Water: H2O=Life, the exhibition currently featured at the San Diego Natural History Museum, was organized by the American Museum of Natural History and the Science Museum of Minnesota, but it seems particularly apt for viewing here. San Diego County’s nearly 3 million residents consume about half a billion gallons of water a day, but the vast majority of that (80-90%) doesn’t exist naturally here. Some of it comes from Northern California and some from the Colorado River, the latter traveling more than 1000 miles to get to Southern California, where it’s then transported along a 242-mile-long aqueduct before reaching local taps.

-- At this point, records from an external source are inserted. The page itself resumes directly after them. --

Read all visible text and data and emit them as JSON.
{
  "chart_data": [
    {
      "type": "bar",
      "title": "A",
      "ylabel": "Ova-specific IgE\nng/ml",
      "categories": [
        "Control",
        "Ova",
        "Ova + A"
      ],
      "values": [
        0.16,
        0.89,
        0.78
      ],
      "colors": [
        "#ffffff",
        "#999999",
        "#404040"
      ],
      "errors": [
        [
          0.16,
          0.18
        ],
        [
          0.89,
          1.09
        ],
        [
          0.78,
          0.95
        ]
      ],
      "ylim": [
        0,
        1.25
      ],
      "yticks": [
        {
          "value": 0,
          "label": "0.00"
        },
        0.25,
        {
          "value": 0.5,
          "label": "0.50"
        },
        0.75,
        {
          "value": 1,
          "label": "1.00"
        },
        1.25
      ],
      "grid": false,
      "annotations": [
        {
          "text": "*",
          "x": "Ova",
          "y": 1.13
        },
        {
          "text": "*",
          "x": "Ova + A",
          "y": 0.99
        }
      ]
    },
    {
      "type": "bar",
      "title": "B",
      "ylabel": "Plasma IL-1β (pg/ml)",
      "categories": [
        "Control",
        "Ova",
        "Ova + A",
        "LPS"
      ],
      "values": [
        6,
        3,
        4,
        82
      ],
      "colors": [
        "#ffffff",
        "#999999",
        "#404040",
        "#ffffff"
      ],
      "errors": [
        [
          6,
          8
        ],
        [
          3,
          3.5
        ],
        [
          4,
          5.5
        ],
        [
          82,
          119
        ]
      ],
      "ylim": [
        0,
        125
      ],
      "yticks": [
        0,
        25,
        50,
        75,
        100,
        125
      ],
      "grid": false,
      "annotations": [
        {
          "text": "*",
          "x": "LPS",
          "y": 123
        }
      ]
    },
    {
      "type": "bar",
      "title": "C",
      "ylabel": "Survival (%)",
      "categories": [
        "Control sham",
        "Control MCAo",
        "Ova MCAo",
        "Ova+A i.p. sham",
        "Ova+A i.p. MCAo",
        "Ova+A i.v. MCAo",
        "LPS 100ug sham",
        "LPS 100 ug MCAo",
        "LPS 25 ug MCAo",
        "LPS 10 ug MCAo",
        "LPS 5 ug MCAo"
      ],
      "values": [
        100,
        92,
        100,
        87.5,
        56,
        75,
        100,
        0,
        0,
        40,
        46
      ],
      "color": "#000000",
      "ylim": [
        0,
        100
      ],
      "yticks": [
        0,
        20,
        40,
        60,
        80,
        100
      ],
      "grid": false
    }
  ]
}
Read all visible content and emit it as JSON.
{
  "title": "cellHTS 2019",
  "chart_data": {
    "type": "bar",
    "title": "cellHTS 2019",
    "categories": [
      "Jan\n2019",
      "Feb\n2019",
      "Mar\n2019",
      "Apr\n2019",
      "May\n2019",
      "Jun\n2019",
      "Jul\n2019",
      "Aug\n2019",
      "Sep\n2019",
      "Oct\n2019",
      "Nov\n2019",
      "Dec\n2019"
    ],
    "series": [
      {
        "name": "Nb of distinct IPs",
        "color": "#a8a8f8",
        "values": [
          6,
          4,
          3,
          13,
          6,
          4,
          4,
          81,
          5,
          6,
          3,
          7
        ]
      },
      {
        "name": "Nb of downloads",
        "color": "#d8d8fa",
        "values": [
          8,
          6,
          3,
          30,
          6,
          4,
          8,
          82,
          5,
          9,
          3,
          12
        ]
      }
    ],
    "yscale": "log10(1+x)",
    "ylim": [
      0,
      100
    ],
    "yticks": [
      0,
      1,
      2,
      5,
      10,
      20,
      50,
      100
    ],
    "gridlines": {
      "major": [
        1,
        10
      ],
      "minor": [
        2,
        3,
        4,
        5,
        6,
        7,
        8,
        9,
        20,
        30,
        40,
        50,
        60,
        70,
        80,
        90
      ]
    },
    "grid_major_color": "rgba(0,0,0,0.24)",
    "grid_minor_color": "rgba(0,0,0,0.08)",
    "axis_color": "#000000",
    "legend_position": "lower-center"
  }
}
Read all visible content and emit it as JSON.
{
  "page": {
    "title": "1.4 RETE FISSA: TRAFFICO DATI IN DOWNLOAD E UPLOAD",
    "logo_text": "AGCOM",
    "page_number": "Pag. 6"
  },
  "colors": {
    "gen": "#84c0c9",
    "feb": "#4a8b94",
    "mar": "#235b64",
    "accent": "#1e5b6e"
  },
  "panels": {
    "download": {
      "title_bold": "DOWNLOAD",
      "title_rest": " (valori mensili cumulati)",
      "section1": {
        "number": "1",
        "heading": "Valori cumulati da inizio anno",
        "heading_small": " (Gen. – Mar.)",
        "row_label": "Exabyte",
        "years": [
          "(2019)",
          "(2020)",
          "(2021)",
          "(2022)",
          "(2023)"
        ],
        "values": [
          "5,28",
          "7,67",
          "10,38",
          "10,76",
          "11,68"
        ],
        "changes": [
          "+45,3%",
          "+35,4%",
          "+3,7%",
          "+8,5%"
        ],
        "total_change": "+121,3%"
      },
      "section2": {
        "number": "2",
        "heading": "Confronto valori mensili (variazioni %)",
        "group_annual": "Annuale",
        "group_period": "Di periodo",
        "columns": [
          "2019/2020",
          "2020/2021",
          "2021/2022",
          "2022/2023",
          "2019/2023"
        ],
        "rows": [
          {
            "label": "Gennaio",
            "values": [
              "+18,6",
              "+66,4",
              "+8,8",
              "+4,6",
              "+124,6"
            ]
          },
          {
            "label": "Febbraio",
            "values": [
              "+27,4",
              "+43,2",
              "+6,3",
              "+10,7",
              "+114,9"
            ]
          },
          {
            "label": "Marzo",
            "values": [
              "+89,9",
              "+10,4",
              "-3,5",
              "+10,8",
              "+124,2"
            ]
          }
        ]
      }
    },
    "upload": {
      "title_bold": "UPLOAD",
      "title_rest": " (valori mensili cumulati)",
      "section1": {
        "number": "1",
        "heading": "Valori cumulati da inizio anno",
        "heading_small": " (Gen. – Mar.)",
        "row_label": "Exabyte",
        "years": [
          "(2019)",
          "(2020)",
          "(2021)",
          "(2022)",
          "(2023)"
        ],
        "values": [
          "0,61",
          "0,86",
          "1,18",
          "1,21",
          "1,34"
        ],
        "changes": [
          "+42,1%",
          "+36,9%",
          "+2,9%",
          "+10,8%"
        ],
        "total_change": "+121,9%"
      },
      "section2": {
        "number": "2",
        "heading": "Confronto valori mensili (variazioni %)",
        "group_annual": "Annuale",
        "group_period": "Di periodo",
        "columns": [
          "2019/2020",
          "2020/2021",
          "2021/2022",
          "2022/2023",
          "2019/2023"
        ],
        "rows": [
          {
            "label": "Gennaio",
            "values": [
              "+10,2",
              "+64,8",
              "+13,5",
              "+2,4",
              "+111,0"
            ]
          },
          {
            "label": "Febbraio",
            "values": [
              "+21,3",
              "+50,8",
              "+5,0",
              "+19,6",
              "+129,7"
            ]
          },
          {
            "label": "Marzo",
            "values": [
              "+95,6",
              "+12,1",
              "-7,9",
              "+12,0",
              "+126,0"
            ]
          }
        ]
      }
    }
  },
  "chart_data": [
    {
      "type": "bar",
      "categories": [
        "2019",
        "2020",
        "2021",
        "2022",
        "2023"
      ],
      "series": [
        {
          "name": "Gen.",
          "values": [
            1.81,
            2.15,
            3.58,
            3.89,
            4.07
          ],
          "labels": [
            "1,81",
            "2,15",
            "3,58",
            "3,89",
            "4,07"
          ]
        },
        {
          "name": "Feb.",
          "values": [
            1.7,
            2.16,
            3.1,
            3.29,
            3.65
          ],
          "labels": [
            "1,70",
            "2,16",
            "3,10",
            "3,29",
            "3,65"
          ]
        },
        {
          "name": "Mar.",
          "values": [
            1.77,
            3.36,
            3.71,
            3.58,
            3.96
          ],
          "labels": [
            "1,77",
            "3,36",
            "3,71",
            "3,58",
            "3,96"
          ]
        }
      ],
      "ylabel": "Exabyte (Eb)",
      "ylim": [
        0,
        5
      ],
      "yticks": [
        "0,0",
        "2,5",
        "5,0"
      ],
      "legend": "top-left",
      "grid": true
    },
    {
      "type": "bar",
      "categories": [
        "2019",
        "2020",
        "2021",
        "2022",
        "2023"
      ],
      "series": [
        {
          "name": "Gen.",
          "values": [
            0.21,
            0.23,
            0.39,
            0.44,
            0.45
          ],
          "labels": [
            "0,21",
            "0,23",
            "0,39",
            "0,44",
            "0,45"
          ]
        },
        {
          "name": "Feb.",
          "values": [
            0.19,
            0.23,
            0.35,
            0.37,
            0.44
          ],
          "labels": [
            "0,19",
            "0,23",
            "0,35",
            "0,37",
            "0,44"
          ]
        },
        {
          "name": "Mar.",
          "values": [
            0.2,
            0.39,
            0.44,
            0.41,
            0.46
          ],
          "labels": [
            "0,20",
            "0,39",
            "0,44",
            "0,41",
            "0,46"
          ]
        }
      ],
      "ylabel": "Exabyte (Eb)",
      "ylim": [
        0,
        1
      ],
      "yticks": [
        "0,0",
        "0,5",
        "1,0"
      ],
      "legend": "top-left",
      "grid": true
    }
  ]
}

A few encouraging new (for San Diego) sources are on the horizon; the nation’s largest drinking-water desalination plant recently was approved for construction in Carlsbad. Work on it is scheduled to start in 2009, with completion scheduled for 2011, and if all goes as planned, it will produce 50 million gallons a day, enough for 112,000 households. But given the historically dry weather we’ve been having, water rationing is still looming.
As the Natural History Museum exhibit makes abundantly clear, however, the problem of having enough fresh water extends well beyond San Diego. Earth may be the water
planet, but only 3 percent of the stuff that covers the planet’s surface is fresh — the type needed to sustain most life. Furthermore, only a small fraction of that 3 percent is usable.
The exhibit does a masterful and entertaining job of saluting and explaining the many incarnations, impacts, and aspects of water. You can easily spend a good two hours absorbing it all (and that doesn’t include viewing the two complementary films screening in the museum’s giant-screen theater.)
Although the traveling exhibit will move on at the end of November, Water: A California Story will remain on exhibit at the Museum for at least two years. The special exhibition uses natural history specimens, live animals, photos, and interactive exhibits to explore the water issues facing southern California and Baja California.